Non-financial perks – Gen Z are sensible about money and want salaries that reflect their skills and hard work. But they want more than an annual bonus when it comes to perks and staff benefits. Everyday, non-financial perks such as free coffee in the office, gym memberships, mindfulness sessions, team social events and annual leave on your birthday all serve to broaden your culture and create a work environment that’s not just focused on profit above all else.
Green, eco-friendly policies – climate change is the key worry of most Gen Z employees, so they want to see your company doing it’s bit when it comes to greening the business. Reducing unnecessary travel, cutting out single-use plastics, using sustainable, green suppliers and focusing on real change will be key areas to focus on.
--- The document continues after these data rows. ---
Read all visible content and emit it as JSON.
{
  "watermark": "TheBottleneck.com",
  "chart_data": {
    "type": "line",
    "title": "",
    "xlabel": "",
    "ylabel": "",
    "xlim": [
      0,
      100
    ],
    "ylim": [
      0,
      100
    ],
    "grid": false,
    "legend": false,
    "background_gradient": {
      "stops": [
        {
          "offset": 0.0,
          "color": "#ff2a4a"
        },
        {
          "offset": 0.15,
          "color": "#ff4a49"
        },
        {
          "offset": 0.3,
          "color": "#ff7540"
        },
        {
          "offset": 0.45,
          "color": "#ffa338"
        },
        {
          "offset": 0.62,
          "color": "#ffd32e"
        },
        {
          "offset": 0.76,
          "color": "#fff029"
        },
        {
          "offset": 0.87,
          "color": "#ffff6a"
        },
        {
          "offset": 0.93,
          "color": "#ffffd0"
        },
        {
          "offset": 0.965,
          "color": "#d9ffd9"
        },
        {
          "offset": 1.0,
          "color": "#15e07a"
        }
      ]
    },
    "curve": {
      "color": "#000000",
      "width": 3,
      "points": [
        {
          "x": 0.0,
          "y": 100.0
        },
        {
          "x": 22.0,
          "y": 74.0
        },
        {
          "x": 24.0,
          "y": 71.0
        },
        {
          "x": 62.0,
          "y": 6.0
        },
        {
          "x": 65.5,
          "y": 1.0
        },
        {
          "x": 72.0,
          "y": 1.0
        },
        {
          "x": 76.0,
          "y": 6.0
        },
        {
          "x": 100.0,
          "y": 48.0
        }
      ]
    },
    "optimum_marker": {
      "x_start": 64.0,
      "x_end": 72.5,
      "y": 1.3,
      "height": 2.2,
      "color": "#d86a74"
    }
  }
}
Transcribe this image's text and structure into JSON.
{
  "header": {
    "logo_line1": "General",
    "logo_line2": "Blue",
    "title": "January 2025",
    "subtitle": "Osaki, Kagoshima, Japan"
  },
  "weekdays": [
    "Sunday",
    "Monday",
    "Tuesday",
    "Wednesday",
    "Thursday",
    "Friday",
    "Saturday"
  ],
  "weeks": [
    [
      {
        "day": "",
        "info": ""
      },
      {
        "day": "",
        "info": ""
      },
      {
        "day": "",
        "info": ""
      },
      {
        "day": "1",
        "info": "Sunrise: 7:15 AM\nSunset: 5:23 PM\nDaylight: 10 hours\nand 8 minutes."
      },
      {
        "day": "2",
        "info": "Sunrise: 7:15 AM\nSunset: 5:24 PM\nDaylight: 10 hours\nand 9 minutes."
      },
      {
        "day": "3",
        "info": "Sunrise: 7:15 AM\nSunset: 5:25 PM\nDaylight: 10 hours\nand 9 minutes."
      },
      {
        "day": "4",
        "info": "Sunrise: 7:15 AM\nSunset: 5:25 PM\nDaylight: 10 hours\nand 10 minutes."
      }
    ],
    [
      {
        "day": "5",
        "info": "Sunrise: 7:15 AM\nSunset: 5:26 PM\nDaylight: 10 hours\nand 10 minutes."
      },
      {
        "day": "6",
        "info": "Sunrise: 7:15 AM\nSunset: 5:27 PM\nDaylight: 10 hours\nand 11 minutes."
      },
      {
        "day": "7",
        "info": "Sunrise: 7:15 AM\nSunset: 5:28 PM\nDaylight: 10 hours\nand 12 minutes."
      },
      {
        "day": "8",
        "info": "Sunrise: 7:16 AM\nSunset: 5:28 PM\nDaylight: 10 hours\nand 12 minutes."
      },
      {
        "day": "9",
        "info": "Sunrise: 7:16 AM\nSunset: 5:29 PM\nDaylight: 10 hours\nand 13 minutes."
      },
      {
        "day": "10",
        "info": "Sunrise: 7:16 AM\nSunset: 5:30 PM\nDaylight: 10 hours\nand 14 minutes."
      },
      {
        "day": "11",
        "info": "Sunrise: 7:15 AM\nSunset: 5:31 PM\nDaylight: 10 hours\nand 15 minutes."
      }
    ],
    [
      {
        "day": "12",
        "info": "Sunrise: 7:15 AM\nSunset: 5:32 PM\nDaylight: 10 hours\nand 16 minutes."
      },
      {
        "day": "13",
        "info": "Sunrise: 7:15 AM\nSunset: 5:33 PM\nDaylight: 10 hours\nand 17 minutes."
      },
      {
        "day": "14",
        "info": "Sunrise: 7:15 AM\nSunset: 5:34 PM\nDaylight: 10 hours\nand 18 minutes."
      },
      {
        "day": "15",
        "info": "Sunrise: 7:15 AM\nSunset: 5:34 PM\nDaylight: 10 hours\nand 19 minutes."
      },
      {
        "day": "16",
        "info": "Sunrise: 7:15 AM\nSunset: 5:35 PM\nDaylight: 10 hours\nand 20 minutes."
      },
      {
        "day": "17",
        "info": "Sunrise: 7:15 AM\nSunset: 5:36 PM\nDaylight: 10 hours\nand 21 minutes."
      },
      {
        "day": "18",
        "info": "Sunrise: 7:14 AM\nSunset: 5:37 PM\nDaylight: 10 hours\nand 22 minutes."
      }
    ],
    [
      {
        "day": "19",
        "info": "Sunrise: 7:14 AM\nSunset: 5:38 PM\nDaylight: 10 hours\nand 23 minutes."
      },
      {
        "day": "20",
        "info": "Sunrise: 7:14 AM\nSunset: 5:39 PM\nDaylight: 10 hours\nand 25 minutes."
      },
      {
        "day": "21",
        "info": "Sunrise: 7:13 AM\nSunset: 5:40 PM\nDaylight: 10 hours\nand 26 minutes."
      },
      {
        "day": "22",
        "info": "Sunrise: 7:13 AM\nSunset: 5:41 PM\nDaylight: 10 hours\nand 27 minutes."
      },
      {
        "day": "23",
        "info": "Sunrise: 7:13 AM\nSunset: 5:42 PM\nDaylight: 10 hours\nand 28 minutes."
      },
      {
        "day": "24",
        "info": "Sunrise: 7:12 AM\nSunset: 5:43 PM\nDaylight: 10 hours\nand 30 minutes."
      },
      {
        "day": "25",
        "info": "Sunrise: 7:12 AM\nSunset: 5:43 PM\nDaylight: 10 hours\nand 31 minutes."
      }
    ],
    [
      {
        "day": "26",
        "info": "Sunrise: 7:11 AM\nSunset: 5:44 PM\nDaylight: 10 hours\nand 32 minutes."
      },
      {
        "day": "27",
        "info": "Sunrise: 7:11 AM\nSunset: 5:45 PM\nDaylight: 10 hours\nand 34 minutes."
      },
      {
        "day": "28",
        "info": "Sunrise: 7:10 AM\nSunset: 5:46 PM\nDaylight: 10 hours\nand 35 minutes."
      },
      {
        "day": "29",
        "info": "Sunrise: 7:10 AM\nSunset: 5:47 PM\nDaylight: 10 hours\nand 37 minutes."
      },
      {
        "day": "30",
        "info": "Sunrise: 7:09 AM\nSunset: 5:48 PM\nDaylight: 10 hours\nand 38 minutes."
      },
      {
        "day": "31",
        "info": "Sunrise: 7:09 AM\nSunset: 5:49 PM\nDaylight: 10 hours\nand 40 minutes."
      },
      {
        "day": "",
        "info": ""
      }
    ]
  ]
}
Gen Z workers will want to see you doing your utmost to cut your company’s carbon footprint, invest in green technologies and support a climate-change strategy.
A positive community to be part of– Gen Z employees may be on board with growing your business and achieving your business mission, but they also want to feel like they are part of a wider community. A company that takes an interest in its staff, its local stakeholders and it’s wider network will create a far greater sense of community, purpose and belonging. Make your employees feel that they’re part of a bigger family, and allow them time to take part in team-building and community-based activities. This creates a community feel that’s a far more attractive proposition to younger talent.
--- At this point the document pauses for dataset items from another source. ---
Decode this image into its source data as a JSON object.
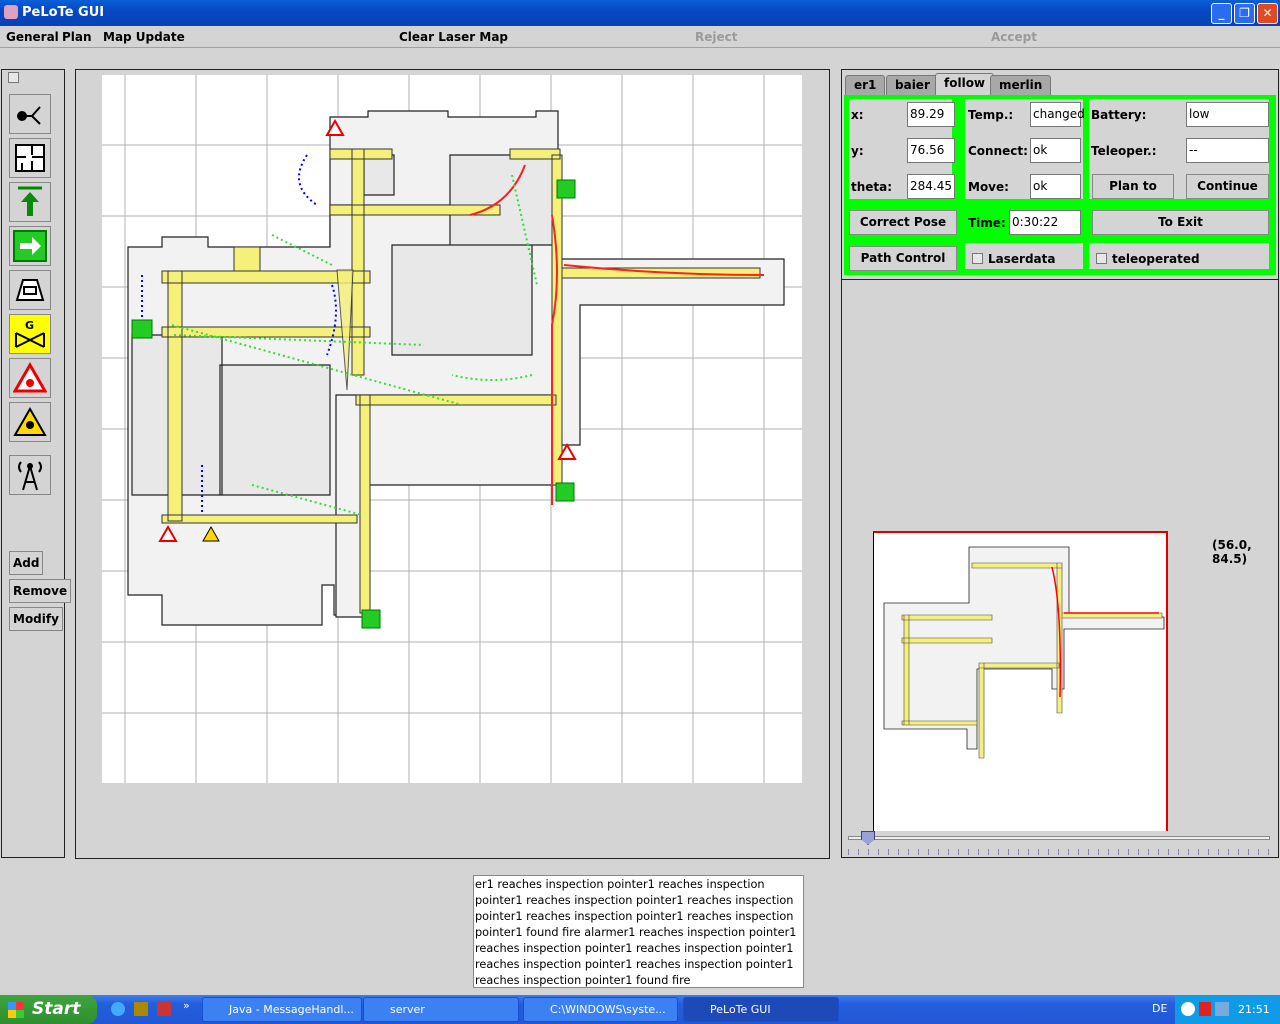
{
  "window": {
    "title": "PeLoTe GUI"
  },
  "menu": {
    "general": "General",
    "plan": "Plan",
    "map_update": "Map Update",
    "clear_laser_map": "Clear Laser Map",
    "reject": "Reject",
    "accept": "Accept"
  },
  "toolbar": {
    "add": "Add",
    "remove": "Remove",
    "modify": "Modify",
    "icons": [
      "person-icon",
      "floorplan-icon",
      "arrow-up-exit-icon",
      "arrow-right-exit-icon",
      "camera-icon",
      "gas-valve-icon",
      "fire-warning-icon",
      "toxic-warning-icon",
      "radio-tower-icon"
    ]
  },
  "tabs": [
    {
      "label": "er1"
    },
    {
      "label": "baier"
    },
    {
      "label": "follow"
    },
    {
      "label": "merlin"
    }
  ],
  "status": {
    "x_label": "x:",
    "x": "89.29",
    "y_label": "y:",
    "y": "76.56",
    "theta_label": "theta:",
    "theta": "284.45",
    "temp_label": "Temp.:",
    "temp": "changed",
    "connect_label": "Connect:",
    "connect": "ok",
    "move_label": "Move:",
    "move": "ok",
    "battery_label": "Battery:",
    "battery": "low",
    "teleop_label": "Teleoper.:",
    "teleop": "--",
    "plan_to": "Plan to",
    "continue": "Continue",
    "correct_pose": "Correct Pose",
    "time_label": "Time:",
    "time": "0:30:22",
    "to_exit": "To Exit",
    "path_control": "Path Control",
    "laserdata": "Laserdata",
    "teleoperated": "teleoperated"
  },
  "coords": "(56.0, 84.5)",
  "colors": {
    "status_border": "#00ff00",
    "corridor": "#f5f07a",
    "path_red": "#ff0000",
    "trace_green": "#22dd22",
    "trace_blue": "#0000ff"
  },
  "log": "er1 reaches inspection pointer1 reaches inspection pointer1 reaches inspection pointer1 reaches inspection pointer1 reaches inspection pointer1 reaches inspection pointer1 found fire alarmer1 reaches inspection pointer1 reaches inspection pointer1 reaches inspection pointer1 reaches inspection pointer1 reaches inspection pointer1 reaches inspection pointer1 found fire",
  "taskbar": {
    "start": "Start",
    "tasks": [
      "Java - MessageHandl...",
      "server",
      "C:\\WINDOWS\\syste...",
      "PeLoTe GUI"
    ],
    "lang": "DE",
    "clock": "21:51"
  }
}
Greater responsibility and autonomy – the career outlook of the average Gen Z is very different to, say, an older Gen Z employee. Gen Z employees want to learn, grow and move quickly up the corporate ladder, with a desire for extra responsibility and greater autonomy in how they work. The ‘job for life’ is no longer an option for most, so Gen Z talent will see their future career path as including multiple employers, where they stay for only short periods. And they want the space and flexibility to work in their own way – without micro-management and inflexible traditional structures holding them back.
Review and update your company culture
If your current company culture is not attracting Gen Z talent, it might be time to make a change. Your people strategy is an important part of your main business model, so it’s important to stay current and to build a culture that’s geared for success across all generations.